Let’s look at some of the biggest money pitfalls I see and how you can avoid them.

Not Understanding the Factors That Can Affect Your Outcome

Financial planning isn’t as simple as investing in the market and letting your portfolio grow. There are many factors to consider, some of which are in your control and some of which aren’t. Some common factors I see many investors overlook include:

Inflation

As an investor, you’re always fighting against inflation. While we can’t control inflation rates, we can control the choices you make with your investments to help beat inflation. According to the U.S. Department of Labor, the current annual rate of inflation is 8.5% for the previous 12 months, ending in March 2022.(1) This means that to beat inflation, your investments need to be earning more than 8.5%. Many investors forget to consider inflation, a critical oversight.

Sitting Out the Market

Many investors are nervous about entering the market, and I understand that hesitation. But I often see investors make the strategic mistake of waiting too long to invest or sitting out the market. I encourage my clients to start investing early and take the steps they can now to prepare themselves for the future. We don’t have a crystal ball and will never know where life will take us, so it’s better to be prepared for whatever the market might bring.

Investor Psychology

I urge my clients to consider their own psychology as an investor, one of the most consequential factors. We’re all different with different goals, risk tolerances, and financial needs; that being said, often my clients are their own worst enemies. For example, it might be tempting to sell some of your investments and bail when we see the market dip. But data shows that when you ride out the dip, you often come out ahead. According to the Securities and Exchange Commission (SEC), “over the long term the stock market has historically provided around 10% annual returns (closer to 6% or 7% ‘real’ returns when you subtract for the effects of inflation).” (2)

Emotional, rash decisions are often one of the biggest detriments to an investor’s performance.

Not Updating Your Financial Plan As Life Changes

Your financial plan shouldn’t just sit on a shelf and collect dust.
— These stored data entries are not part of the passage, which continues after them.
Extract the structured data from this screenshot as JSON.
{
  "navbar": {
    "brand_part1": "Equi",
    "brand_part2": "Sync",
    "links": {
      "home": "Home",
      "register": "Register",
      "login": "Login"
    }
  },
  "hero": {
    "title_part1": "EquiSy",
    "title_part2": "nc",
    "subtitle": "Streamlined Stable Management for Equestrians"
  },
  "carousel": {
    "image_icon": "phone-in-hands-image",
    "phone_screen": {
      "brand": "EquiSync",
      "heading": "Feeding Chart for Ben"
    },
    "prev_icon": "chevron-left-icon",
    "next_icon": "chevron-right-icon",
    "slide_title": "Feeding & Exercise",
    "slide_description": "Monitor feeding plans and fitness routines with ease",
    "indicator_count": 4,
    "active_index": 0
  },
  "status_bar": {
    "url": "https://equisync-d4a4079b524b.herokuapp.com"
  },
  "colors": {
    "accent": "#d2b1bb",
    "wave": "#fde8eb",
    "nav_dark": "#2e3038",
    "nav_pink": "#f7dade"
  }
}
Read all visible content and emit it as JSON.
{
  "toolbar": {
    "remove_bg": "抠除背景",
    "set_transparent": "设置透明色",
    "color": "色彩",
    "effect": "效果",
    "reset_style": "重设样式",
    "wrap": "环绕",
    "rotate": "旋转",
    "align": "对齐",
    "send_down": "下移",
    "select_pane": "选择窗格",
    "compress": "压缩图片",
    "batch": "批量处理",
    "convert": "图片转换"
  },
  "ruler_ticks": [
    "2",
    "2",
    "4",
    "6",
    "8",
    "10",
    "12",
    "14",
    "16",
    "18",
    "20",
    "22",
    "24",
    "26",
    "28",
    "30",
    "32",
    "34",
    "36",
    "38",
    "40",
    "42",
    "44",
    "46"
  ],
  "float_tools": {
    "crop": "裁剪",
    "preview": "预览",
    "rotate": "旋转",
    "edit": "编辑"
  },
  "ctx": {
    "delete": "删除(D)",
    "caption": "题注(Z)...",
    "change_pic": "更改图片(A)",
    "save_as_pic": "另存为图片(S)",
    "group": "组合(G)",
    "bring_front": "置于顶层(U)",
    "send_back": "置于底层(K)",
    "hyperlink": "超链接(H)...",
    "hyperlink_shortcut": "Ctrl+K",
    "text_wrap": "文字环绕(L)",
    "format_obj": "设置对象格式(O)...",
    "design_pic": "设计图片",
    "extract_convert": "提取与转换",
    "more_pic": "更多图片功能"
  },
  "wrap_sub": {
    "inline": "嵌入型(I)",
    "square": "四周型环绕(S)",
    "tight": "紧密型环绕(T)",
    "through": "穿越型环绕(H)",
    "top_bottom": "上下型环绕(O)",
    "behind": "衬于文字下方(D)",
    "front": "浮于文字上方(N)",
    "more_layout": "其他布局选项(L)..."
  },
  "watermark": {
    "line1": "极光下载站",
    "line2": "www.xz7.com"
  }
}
It should be as dynamic as you are, changing with you as life changes. Whether you get married, go through a divorce, or welcome children or grandchildren into your life, these important life milestones impact your plan, from investment management to insurance planning to estate planning. Talk to your financial advisor, CPA, and attorneys if something in your life changes and you need to review and potentially update your plan.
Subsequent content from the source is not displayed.